Thursday, November 5, 2020

And so it turns out that I am a Panemanglor too

 One day, out of the blue, I was thrilled to find my name on the Panemanglor family tree.

Till that moment I had never really thought of myself as connected with any Panemanglor. It’s not that I didn’t know that my father’s mother was born into a Pangemanglor family. But there was a lack of connection, partly due to limited contact, and partly due to the patriarchal norm of only considering yourself as belonging to the male line – so deeply that even today, after all my work telling Sindhi stories, my byline still brands me as an Aggarwal, and I feel a stronger Savur identity than a Bijlani one.

In complete contrast, the progressive and enlightened Panemanglor family tree, being a family in which the X-chromosome has dominated for some generations, has a large percentage of members whose surnames are not Panemanglor at all.

So besides Aggarwal (me) we have Savur (my grandmother), Bijlani (my mother), Jagtiani (my sister-in-law), Sharma, Trikannad, Dhareshwar … and Kalyanpur, Gangolli, Hemmady, Masurkar, Sood, Rew, Hegde, Karkal Sirur, Datta, Koppikar, Kadle, Jones, Gurung, Raman, Putli, Maskeri, Hoskote, Pandya, Mullarpattan, Matele, Bijur, Ubhaykar, Nayampalli, Desai, Padukone, Balsekar, Bhansali, Choudhary, Booth, Groothuis, Jadgadde, Puttur, Singh, Shedde, Mudbidri, Sannadi, Betrabet, Mehta, Kowshik, Manjeshwar, Kodikal, Aghnashini, Chaugale, Karnad, Hebale, Sujir, Billington, Wagle, Kagal, Bhaskar, Pandit … and a few more I might have missed. 

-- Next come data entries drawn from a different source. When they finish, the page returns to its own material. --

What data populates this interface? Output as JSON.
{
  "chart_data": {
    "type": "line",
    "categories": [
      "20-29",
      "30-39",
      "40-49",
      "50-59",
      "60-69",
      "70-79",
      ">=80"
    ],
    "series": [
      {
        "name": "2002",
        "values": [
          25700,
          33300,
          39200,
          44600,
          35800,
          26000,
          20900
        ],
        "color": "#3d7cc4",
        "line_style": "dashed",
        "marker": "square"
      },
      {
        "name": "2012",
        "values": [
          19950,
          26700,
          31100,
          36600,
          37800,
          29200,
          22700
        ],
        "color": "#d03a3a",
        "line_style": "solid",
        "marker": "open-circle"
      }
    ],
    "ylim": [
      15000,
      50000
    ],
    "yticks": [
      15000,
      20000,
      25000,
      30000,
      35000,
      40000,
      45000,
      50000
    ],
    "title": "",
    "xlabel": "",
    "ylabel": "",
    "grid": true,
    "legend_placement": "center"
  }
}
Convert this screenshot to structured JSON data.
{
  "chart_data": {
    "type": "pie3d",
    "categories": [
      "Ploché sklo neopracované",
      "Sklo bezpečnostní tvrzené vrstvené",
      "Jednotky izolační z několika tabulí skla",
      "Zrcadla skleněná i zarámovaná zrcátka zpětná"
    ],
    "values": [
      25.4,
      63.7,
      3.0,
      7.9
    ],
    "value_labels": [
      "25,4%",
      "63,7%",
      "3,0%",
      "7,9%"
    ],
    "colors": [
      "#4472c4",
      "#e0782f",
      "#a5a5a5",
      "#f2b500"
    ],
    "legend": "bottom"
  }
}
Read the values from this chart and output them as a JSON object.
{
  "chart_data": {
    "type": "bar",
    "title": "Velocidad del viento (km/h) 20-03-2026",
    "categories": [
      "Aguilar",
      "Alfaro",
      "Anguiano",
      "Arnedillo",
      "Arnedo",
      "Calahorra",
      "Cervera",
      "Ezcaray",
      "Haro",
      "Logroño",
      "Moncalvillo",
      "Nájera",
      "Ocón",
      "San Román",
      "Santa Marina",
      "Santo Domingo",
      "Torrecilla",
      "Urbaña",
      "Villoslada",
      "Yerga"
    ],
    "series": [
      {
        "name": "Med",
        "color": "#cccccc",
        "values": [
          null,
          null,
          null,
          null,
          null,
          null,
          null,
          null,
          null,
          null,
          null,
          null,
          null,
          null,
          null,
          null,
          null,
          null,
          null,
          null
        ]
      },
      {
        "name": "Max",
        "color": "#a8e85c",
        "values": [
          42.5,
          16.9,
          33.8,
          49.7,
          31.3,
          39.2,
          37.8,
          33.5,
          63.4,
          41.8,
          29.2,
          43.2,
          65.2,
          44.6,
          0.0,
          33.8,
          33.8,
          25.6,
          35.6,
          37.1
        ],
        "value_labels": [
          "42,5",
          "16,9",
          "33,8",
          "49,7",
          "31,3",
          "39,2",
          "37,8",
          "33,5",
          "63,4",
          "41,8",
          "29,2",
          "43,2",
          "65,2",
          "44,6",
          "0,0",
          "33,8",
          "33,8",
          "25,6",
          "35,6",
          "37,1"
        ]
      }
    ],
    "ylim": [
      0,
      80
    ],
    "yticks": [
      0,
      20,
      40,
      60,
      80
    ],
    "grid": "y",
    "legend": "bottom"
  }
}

Some of these are close and beloved cousins. The others, as my dear departed dad would say when trying to explain how we were related to someone we had visited on our annual holiday in Bombay or at a family wedding: 

I have no idea. But I think our grandfathers or maybe great-grandfathers probably walked out to the fields every morning together with their lotas.

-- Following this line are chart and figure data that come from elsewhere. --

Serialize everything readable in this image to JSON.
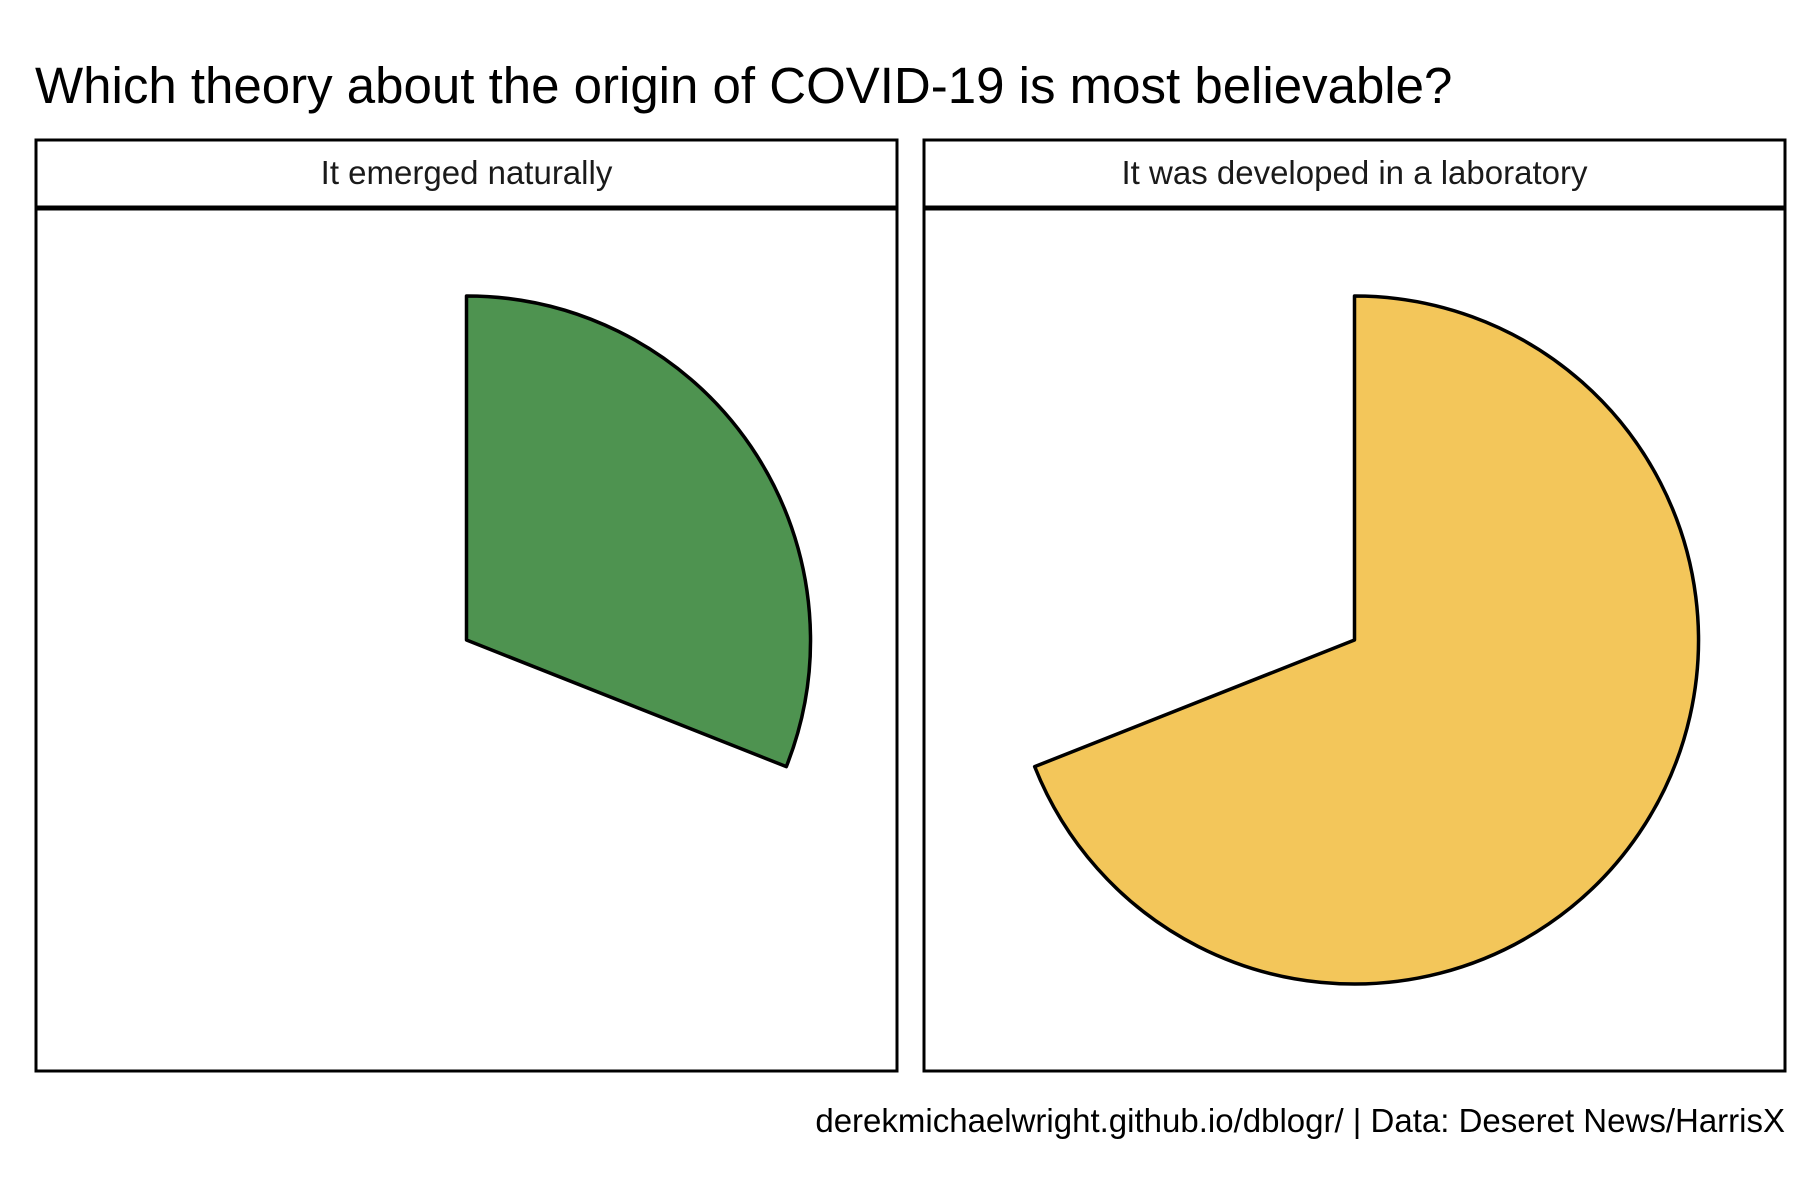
{
  "chart_data": {
    "type": "pie",
    "title": "Which theory about the origin of COVID-19 is most believable?",
    "caption": "derekmichaelwright.github.io/dblogr/ | Data: Deseret News/HarrisX",
    "unit": "percent",
    "panels": [
      {
        "label": "It emerged naturally",
        "value": 31,
        "color": "#4e9350"
      },
      {
        "label": "It was developed in a laboratory",
        "value": 69,
        "color": "#f3c65a"
      }
    ],
    "legend": "none",
    "grid": false
  }
}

I’m so very grateful to Rohit Panemanglor for preparing this family tree, and all his efforts at painstakingly tracking each one of us down! 

Panemanglor family  c1920: daughter Lilly, Sita and Ram Ramarao Panemanglor, daughter Indu, daughter Shanta and her husband Bhavanishankar Savur

It took me back to gazing at this old family photo of my grandparents with my grandmother’s birth family, wondering about each of them and their lives. I felt that pang that you feel when you know that something is lost to you forever; sad that I would never know their stories. But it made me so conscious that I can still feel, tangibly, my grandmother’s love, her gentle fragrance, the parched skin of her arms, her letters and postcards to us at boarding school and prayer chants she tried to teach us, and the stories she told us. 

I know nothing about Amma’s childhood, but have heard that her father was the first Indian manager of Grindlay’s Bank, which means she came from an upwardly-mobile, educated family. Growing up in Bombay, she spoke first-language Marathi, as fluently as her mother tongue Konkani. According to Rohit’s research, the family lived in Raghav Wadi, French Bridge, so perhaps this was the home in which she grew up. You can see a photo of Raghav Wadi on this link, where Cousin Rohit has been busy blogging some very interesting facts about his grandfather, Krishnarao N Panemanglor (KNP), who was a senior courtier at the Baroda court. KNP, a lecturer in Latin at St Xavier’s College, Bombay, was recruited to the Baroda Education Service in 1907.

In this photo you can see KNP’s eldest brother, Rama Rao Panemanglor, standing, with his wife and daughters sitting in front. The couple on the right are my grandparents, Bhavani Shankar Rao and Shanta, probably around the time they got married. The women are barefoot, but the men have their shoes on – does this mean that it was not inside their home in Raghavwadi but perhaps in a photography studio?

Over the last several years, I’ve worked with quite a few people on their family stories and family trees. It’s always been an interesting process, one of the most fascinating aspects of which has been visiting Haridwar to seek traces of visitors from the family to their priests during which many of them wrote down the family details in registers and their handwriting, addresses and signatures can still be seen after a hundred years and more. I knew that I’m never going to do this for my own family, partly because we already have trees. 

The Bijlani family tree originates with Raja Bijaldas Nagdev, who had three sons, one being recorded as having had two sons, and nine generations later, my brother and I and all our cousins came to be. 

Then there is a more elaborate Savur genealogy, in which my grandfather Bhavani Shankar Rao Savur (whom I never knew, as he died when I was one month old; seen sitting on the right in this photo) wrote that the document he had updated “traces the growth of the family from its earliest known ancestor who lived somewhere about 1700 to 1750 AD.” 

It didn’t seem like there was any further research required in either. So – a delightful surprise to find a place in the Panemanglor family tree!